The importance of positive thinking in the face of a cancer diagnosis is a commonly discussed subject in the cancer community among survivors, caregivers, physicians, social workers, and researchers. It is also a perennial topic among the parents and children who participate in our Facing Cancer Together Education and Support Series.

But what does it mean for a family to think positively when one or more members are living with cancer? Does it mean they only see the bright side of things? Only allow their “happy” feelings to show? Not really. Research shows that an important part of building family resilience in the face of a cancer diagnosis is that each family member is able to express and accept a wide range of emotions — from tenderness, love, hope and gratitude to such “negative” emotions as anger, disappointment, or frustration.

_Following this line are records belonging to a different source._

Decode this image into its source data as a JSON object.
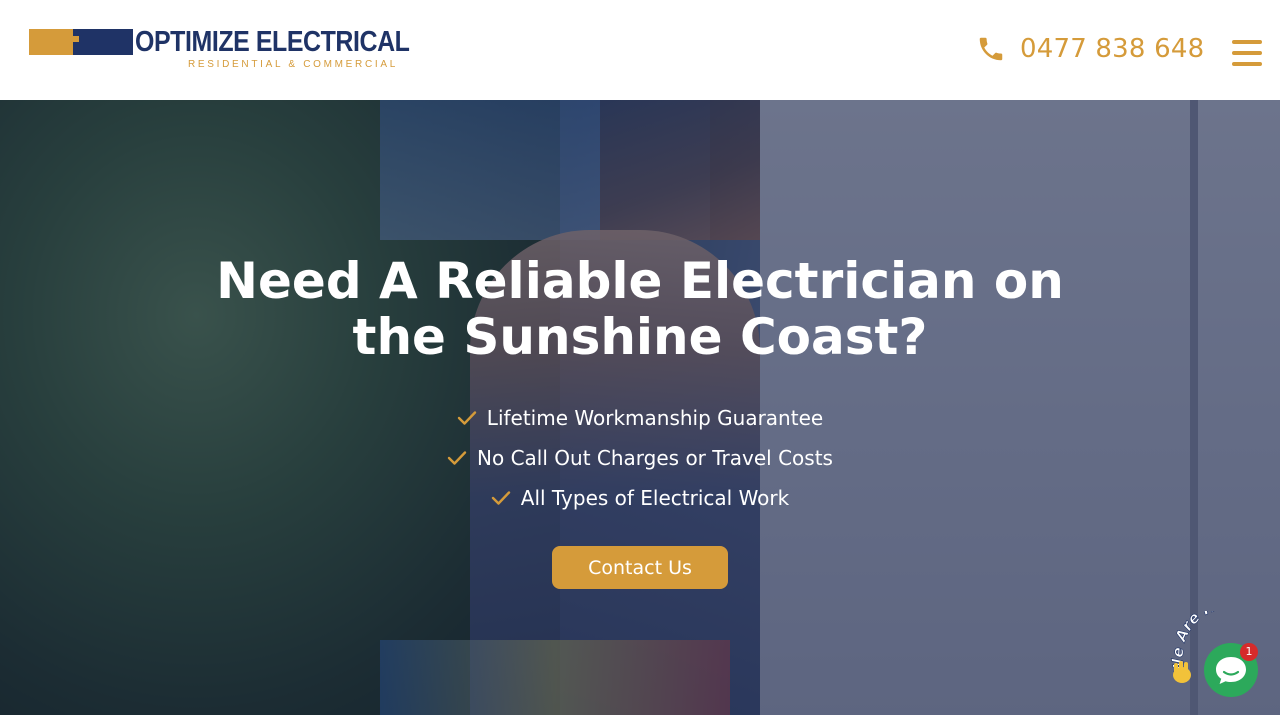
{
  "brand": {
    "name": "OPTIMIZE ELECTRICAL",
    "tagline": "RESIDENTIAL & COMMERCIAL"
  },
  "header": {
    "phone": "0477 838 648",
    "phone_icon": "phone-icon",
    "menu_icon": "hamburger-menu-icon"
  },
  "hero": {
    "title_line1": "Need A Reliable Electrician on",
    "title_line2": "the Sunshine Coast?",
    "features": [
      "Lifetime Workmanship Guarantee",
      "No Call Out Charges or Travel Costs",
      "All Types of Electrical Work"
    ],
    "cta_label": "Contact Us"
  },
  "chat_widget": {
    "greeting": "We Are Here!",
    "badge_count": "1",
    "icon": "chat-bubble-icon"
  },
  "colors": {
    "accent": "#d59b3a",
    "brand_navy": "#1f3366",
    "chat_green": "#2ca95b",
    "badge_red": "#d62b2b"
  }
}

At our Facing Cancer Together Spring Series each of the children’s groups created “Feelings Boxes” to initiate the discussion about the full range of emotions often experienced in a family when a parent is living with cancer. Learning how to identify and express those feelings and how common these feelings are in response to a cancer diagnosis can be very freeing for children and adults.

What becomes valuable is the ability to buffer distressing feelings with what Froma Walsh, a leading author on family resilience, describes as a positive bias. In other words, be keenly aware that half of the glass is empty but still take strength from the part that is half full. Given the inevitable highs and lows that are a part of facing cancer in the family, having the ability to appropriately express all of their feelings allows each member more room in their “Feelings Box” for joy, love, and hope.